Die indonesische Korruptionsbekämpfungskommission untersucht mögliche Vergütungen von Sonderhadsch-Büros an Muzakki Cholis, einen Funktionär von Nahdlatul Ulama, im Rahmen der laufenden Untersuchung zur Korruption bei Hadsch-Quoten 2023-2024 im Religionsministerium.
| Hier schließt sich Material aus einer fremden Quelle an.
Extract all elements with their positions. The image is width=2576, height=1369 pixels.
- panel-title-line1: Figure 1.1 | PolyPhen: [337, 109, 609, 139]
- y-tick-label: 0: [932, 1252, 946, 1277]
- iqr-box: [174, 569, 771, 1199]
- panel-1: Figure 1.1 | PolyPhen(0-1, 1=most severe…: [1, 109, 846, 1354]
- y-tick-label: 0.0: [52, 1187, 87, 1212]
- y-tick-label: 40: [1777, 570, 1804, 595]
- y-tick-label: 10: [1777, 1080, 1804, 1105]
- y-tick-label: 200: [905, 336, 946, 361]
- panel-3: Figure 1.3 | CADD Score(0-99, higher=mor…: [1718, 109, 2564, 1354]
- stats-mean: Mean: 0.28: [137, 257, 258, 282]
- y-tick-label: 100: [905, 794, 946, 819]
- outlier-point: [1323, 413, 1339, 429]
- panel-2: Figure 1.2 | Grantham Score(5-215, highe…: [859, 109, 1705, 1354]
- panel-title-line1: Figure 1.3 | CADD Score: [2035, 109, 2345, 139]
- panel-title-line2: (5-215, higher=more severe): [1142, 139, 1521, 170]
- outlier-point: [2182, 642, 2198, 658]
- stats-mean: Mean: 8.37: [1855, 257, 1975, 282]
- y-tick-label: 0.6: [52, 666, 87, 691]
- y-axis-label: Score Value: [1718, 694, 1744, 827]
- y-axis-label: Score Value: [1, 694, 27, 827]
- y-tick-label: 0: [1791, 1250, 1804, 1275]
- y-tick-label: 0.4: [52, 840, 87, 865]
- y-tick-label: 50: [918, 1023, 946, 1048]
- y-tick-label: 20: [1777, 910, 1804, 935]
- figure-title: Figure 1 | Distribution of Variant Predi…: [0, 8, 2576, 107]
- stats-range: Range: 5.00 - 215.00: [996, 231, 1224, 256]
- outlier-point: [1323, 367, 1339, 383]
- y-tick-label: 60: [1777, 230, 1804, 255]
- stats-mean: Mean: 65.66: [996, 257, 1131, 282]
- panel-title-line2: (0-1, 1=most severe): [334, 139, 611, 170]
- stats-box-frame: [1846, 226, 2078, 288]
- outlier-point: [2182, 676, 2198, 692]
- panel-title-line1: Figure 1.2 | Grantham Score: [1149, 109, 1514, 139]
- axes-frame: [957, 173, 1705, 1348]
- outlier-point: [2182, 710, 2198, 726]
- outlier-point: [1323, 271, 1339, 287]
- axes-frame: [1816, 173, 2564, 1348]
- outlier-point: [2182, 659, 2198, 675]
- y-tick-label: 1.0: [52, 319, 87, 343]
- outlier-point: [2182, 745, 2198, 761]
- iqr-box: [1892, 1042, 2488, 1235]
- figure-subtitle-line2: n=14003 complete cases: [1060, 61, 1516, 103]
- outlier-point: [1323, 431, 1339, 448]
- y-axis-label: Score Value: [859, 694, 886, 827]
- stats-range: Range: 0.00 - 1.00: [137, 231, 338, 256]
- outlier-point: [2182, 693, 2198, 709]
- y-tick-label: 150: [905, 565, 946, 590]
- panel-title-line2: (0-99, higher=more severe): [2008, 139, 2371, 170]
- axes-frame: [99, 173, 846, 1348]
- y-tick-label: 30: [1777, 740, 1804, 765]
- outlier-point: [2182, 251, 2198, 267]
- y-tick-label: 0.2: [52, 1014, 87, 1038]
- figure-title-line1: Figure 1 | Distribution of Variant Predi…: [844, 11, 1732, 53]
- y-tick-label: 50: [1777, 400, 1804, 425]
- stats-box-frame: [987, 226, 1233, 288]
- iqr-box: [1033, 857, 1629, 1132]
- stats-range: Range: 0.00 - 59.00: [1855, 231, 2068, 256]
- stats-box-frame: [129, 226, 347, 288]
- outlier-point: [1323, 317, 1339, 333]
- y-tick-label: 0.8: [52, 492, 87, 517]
In einer neuen Entwicklung in der KPK-Untersuchung zur Hadsch-Quote-Korruption – zuvor berichtet über Rückzahlungen von über 100 Milliarden Rp und die Benennung des ehemaligen Ministers Yaqut Cholil Qoumas und seines Assistenten Ishfah Abidal Aziz als Verdächtige – prüft die Kommission Geldflüsse von Sonderhadsch-Organisatoren (PIHK) und Reisebüros an Muzakki Cholis, stellvertretenden Generalsekretär des Nahdlatul-Ulama-Zweigs in DKI Jakarta. KPK-Sprecher Budi Prasetyo sagte Journalisten in Jakarta am 16. Januar 2026: „Wir werden auch prüfen, ob es Vorwürfe von Geldflüssen von PIHK oder unterstützten Reisebüros bei der Weitergabe der Initiative zur Verteilung diskretionärer Quoten an die Person gibt. Dies wird definitiv fortgesetzt.“ Cholis wurde am 12. Januar 2026 als Zeuge vernommen, verdächtigt, als Vermittler für zusätzliche Quotenanfragen fungiert zu haben. Der breitere Fall, der am 9. August 2025 eingeleitet wurde, umfasst Unregelmäßigkeiten wie die 50:50-Aufteilung der zusätzlichen 20.000 Quoten aus Saudi-Arabien (Verstoß gegen die 8%-Obergrenze für Sonderhadsch gemäß Gesetz Nr. 8/2019), mit geschätzten Staatsverlusten von über 1 Billion Rp.